Put simply, it’s a strategic, data-led approach to pricing rooms and services with the aim to maximize total revenue.

Factoring in variables such as demand, your comp set, customer segmentation, and distribution channels, hotel revenue management is critical to the commercial operation of a hotel for a number of reasons, such as:

  • Providing a competitive advantage through the understanding of trends and market behavior, enabling you to outperform competitors

  • Through the use of demand forecasting, helping you plan operations more efficiently, leading to cost savings and improved guest satisfaction

  • Ensuring consistent occupancy; hotel rooms are a perishable commodity, so unsold rooms don’t generate revenue if empty

If you’re starting out in a revenue or yield management role, you’re on one hand looking to revitalize your strategy, or you work closely with revenue managers and want to contribute to their success, then these 10 tried and true revenue management strategies will be just the ticket.
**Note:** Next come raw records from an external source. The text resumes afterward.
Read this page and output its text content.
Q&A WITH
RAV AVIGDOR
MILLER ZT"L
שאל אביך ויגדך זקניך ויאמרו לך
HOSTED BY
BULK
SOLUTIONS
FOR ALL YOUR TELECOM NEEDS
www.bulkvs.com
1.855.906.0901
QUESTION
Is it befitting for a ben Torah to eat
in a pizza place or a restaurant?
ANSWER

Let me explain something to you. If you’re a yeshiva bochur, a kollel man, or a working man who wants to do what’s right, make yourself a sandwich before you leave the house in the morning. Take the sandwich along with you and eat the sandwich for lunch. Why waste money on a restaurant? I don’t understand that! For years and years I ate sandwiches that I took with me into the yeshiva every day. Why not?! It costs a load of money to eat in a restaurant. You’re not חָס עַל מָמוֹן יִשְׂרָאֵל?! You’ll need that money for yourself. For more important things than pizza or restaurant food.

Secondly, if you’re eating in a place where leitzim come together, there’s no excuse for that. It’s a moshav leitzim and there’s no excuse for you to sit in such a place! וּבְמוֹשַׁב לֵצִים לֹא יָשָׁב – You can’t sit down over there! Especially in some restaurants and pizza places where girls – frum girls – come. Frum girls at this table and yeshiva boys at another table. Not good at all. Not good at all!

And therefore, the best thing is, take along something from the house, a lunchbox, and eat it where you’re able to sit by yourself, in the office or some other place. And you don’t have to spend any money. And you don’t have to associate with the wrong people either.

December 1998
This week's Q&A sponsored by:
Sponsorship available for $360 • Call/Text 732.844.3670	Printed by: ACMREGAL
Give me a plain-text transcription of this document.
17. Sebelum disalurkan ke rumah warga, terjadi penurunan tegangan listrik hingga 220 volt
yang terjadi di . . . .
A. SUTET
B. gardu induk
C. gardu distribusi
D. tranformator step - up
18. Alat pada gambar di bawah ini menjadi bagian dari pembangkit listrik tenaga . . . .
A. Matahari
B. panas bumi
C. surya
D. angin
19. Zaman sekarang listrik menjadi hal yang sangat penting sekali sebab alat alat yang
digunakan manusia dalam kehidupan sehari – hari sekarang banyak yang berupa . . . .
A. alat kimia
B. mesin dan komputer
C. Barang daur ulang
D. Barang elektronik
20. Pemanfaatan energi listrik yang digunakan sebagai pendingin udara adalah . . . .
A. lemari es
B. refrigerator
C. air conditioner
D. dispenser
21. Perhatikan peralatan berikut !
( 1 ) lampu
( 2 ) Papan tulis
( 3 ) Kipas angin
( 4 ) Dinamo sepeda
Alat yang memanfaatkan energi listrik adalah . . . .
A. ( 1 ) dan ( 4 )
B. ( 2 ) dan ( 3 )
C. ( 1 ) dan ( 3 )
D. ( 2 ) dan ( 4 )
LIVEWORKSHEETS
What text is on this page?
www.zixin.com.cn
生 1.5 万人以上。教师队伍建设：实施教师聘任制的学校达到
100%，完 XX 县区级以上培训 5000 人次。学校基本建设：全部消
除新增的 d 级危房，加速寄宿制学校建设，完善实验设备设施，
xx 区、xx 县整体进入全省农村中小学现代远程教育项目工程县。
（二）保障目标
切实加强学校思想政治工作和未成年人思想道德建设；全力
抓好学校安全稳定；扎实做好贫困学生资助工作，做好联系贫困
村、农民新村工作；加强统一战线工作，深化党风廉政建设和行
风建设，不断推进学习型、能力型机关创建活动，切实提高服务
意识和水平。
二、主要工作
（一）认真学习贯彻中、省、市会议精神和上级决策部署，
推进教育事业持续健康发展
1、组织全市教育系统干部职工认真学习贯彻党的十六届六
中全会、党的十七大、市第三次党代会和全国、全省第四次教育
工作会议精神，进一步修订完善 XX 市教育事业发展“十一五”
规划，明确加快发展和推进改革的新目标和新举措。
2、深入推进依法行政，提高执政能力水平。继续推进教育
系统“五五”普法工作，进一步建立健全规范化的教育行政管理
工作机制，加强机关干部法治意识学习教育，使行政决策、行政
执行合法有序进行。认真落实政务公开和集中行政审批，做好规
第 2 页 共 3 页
1. Leverage real-time data to implement a dynamic pricing strategy

Dynamic pricing has evolved to become one of the hotel industry’s key pricing strategies, perhaps the key strategy. With the right tools, it’s easy to adopt and is increasingly popular as it’s highly flexible.

With dynamic pricing, room rates aren’t fixed and are instead adjusted based on market demand, competition, time of booking, customer behavior and other factors that influence booking patterns.

Compare it to other common pricing strategies, such as:

  • Cost-plus pricing: this is the most traditional method, where you calculate all the fixed and variable costs of running your hotel, then place a mark-up on each room; it’s limited as it fails to account for demand and competition

  • Market-based pricing: effectively a subset of dynamic pricing, this strategy is based on closely monitoring your competitors’ prices and setting yours to align with or slightly undercut them, but by putting too much emphasis on the competition, it can lead to price wars

  • Open pricing: more complex than other pricing strategies, this requires frequent monitoring and adjustment, which is often automated with a sophisticated revenue management system (RMS)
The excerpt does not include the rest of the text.